Addison Avenue, First Tech Chart $5 Billion Merger
Addison Avenue FCU of Palo Alto, Calif. and First Tech CU, of Beaverton, Ore., are planning a consolidation this summer creating a $5 billion institution using the First Tech name.
The proposed combination, still subject to regulatory and membership approval, has been in the works since last October and brings together two of the industry's high-tech leaders representing a clientele well-versed in the latest online, investment and social media vehicles.
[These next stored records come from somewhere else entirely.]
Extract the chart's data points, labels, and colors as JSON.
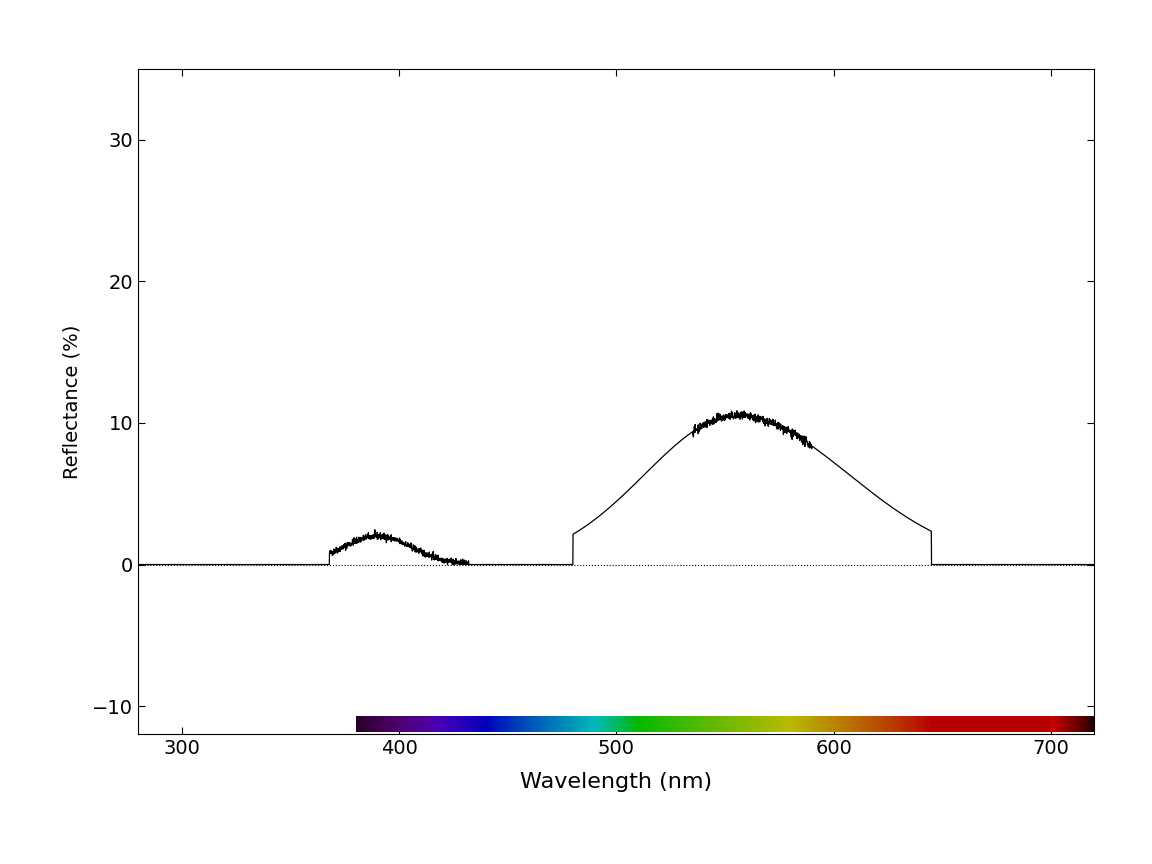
{
  "xlabel": "Wavelength (nm)",
  "ylabel": "Reflectance (%)",
  "xlim": [
    280,
    720
  ],
  "ylim": [
    -12,
    35
  ],
  "yticks": [
    -10,
    0,
    10,
    20,
    30
  ],
  "xticks": [
    300,
    400,
    500,
    600,
    700
  ],
  "line_color": "#000000",
  "dotted_line_color": "#000000",
  "background_color": "#ffffff",
  "spectrum_start_nm": 380,
  "spectrum_end_nm": 720,
  "xlabel_fontsize": 16,
  "ylabel_fontsize": 14,
  "tick_fontsize": 14,
  "figsize": [
    11.52,
    8.64
  ],
  "dpi": 100
}
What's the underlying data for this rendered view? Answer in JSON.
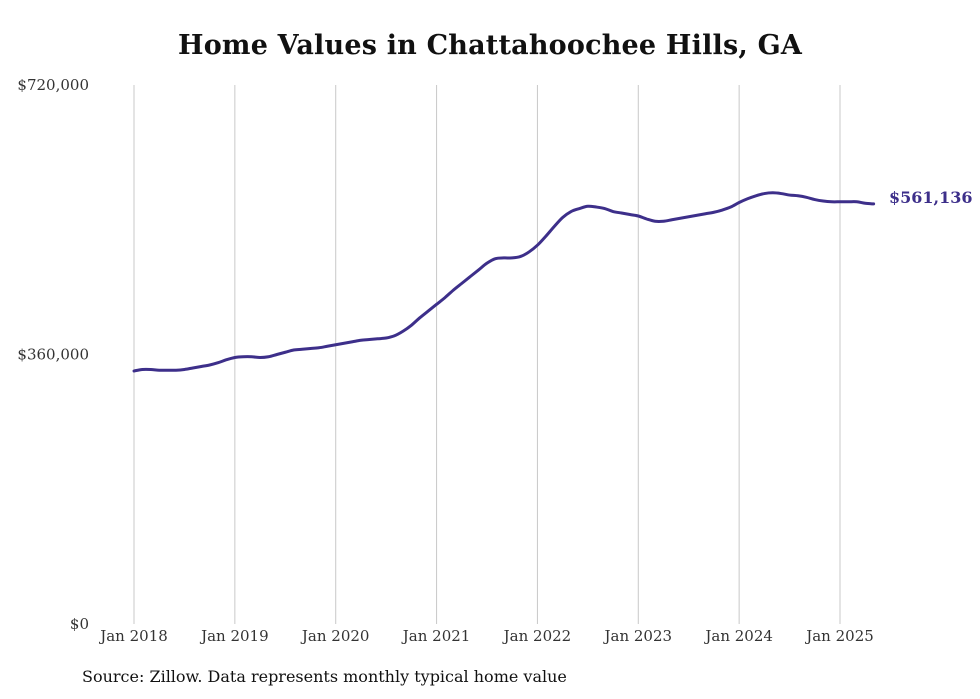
{
  "chart_data": {
    "type": "line",
    "title": "Home Values in Chattahoochee Hills, GA",
    "xlabel": "",
    "ylabel": "",
    "ylim": [
      0,
      720000
    ],
    "yticks": [
      {
        "value": 0,
        "label": "$0"
      },
      {
        "value": 360000,
        "label": "$360,000"
      },
      {
        "value": 720000,
        "label": "$720,000"
      }
    ],
    "xticks": [
      {
        "value": "2018-01",
        "label": "Jan 2018"
      },
      {
        "value": "2019-01",
        "label": "Jan 2019"
      },
      {
        "value": "2020-01",
        "label": "Jan 2020"
      },
      {
        "value": "2021-01",
        "label": "Jan 2021"
      },
      {
        "value": "2022-01",
        "label": "Jan 2022"
      },
      {
        "value": "2023-01",
        "label": "Jan 2023"
      },
      {
        "value": "2024-01",
        "label": "Jan 2024"
      },
      {
        "value": "2025-01",
        "label": "Jan 2025"
      }
    ],
    "grid": {
      "vertical": true,
      "horizontal": false
    },
    "line_color": "#3d2f8a",
    "end_label": "$561,136",
    "series": [
      {
        "x": [
          "2018-01",
          "2018-02",
          "2018-03",
          "2018-04",
          "2018-05",
          "2018-06",
          "2018-07",
          "2018-08",
          "2018-09",
          "2018-10",
          "2018-11",
          "2018-12",
          "2019-01",
          "2019-02",
          "2019-03",
          "2019-04",
          "2019-05",
          "2019-06",
          "2019-07",
          "2019-08",
          "2019-09",
          "2019-10",
          "2019-11",
          "2019-12",
          "2020-01",
          "2020-02",
          "2020-03",
          "2020-04",
          "2020-05",
          "2020-06",
          "2020-07",
          "2020-08",
          "2020-09",
          "2020-10",
          "2020-11",
          "2020-12",
          "2021-01",
          "2021-02",
          "2021-03",
          "2021-04",
          "2021-05",
          "2021-06",
          "2021-07",
          "2021-08",
          "2021-09",
          "2021-10",
          "2021-11",
          "2021-12",
          "2022-01",
          "2022-02",
          "2022-03",
          "2022-04",
          "2022-05",
          "2022-06",
          "2022-07",
          "2022-08",
          "2022-09",
          "2022-10",
          "2022-11",
          "2022-12",
          "2023-01",
          "2023-02",
          "2023-03",
          "2023-04",
          "2023-05",
          "2023-06",
          "2023-07",
          "2023-08",
          "2023-09",
          "2023-10",
          "2023-11",
          "2023-12",
          "2024-01",
          "2024-02",
          "2024-03",
          "2024-04",
          "2024-05",
          "2024-06",
          "2024-07",
          "2024-08",
          "2024-09",
          "2024-10",
          "2024-11",
          "2024-12",
          "2025-01",
          "2025-02",
          "2025-03",
          "2025-04",
          "2025-05"
        ],
        "y": [
          338000,
          340000,
          340000,
          339000,
          339000,
          339000,
          340000,
          342000,
          344000,
          346000,
          349000,
          353000,
          356000,
          357000,
          357000,
          356000,
          357000,
          360000,
          363000,
          366000,
          367000,
          368000,
          369000,
          371000,
          373000,
          375000,
          377000,
          379000,
          380000,
          381000,
          382000,
          385000,
          391000,
          399000,
          409000,
          418000,
          427000,
          436000,
          446000,
          455000,
          464000,
          473000,
          482000,
          488000,
          489000,
          489000,
          491000,
          497000,
          506000,
          518000,
          531000,
          543000,
          551000,
          555000,
          558000,
          557000,
          555000,
          551000,
          549000,
          547000,
          545000,
          541000,
          538000,
          538000,
          540000,
          542000,
          544000,
          546000,
          548000,
          550000,
          553000,
          557000,
          563000,
          568000,
          572000,
          575000,
          576000,
          575000,
          573000,
          572000,
          570000,
          567000,
          565000,
          564000,
          564000,
          564000,
          564000,
          562000,
          561136
        ]
      }
    ]
  },
  "source_note": "Source: Zillow. Data represents monthly typical home value"
}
Once finalized, the combined credit union will be the 15th largest in the U.S.
The combination of two healthy and well-capitalized CUs also underscores a new chapter in interstate expansion and likely emergence of a West Coast force with branch penetration in nine states and a strong member presence in major metro markets including Portland and the Bay area.
The combined CU would have 320,000 members nationwide with what was described as a sophisticated "tech culture," embracing such giants as Hewlett Packard, Cisco, Microsoft, Tektronix and Agilent Technologies along with a well-educated government base of state employees.
First Tech has assets of $2.2 billion and a 17-branch network in Oregon and Washington, while Addison Avenue has $2.5 billion and 21 branches including one in Puerto Rico.
Benson Porter, president/CEO of Addison Avenue, commented, "Yes, I am being considered for the CEO job once the merger is cleared by regulatory agencies and approved by the membership." He took over the California CU three years ago after serving as a top executive at the old Washington Mutual Savings in Seattle, now part of Chase Bank.
The veteran president/CEO of First Tech, Tom Sargent, formally disclosed his retirement plans last month "but I will stay on until my successor is selected."
The 59-year-old Sargent, who has been credited with numerous product and management innovations, told Credit Union Times he is retiring "because it is time for a new generation to take over."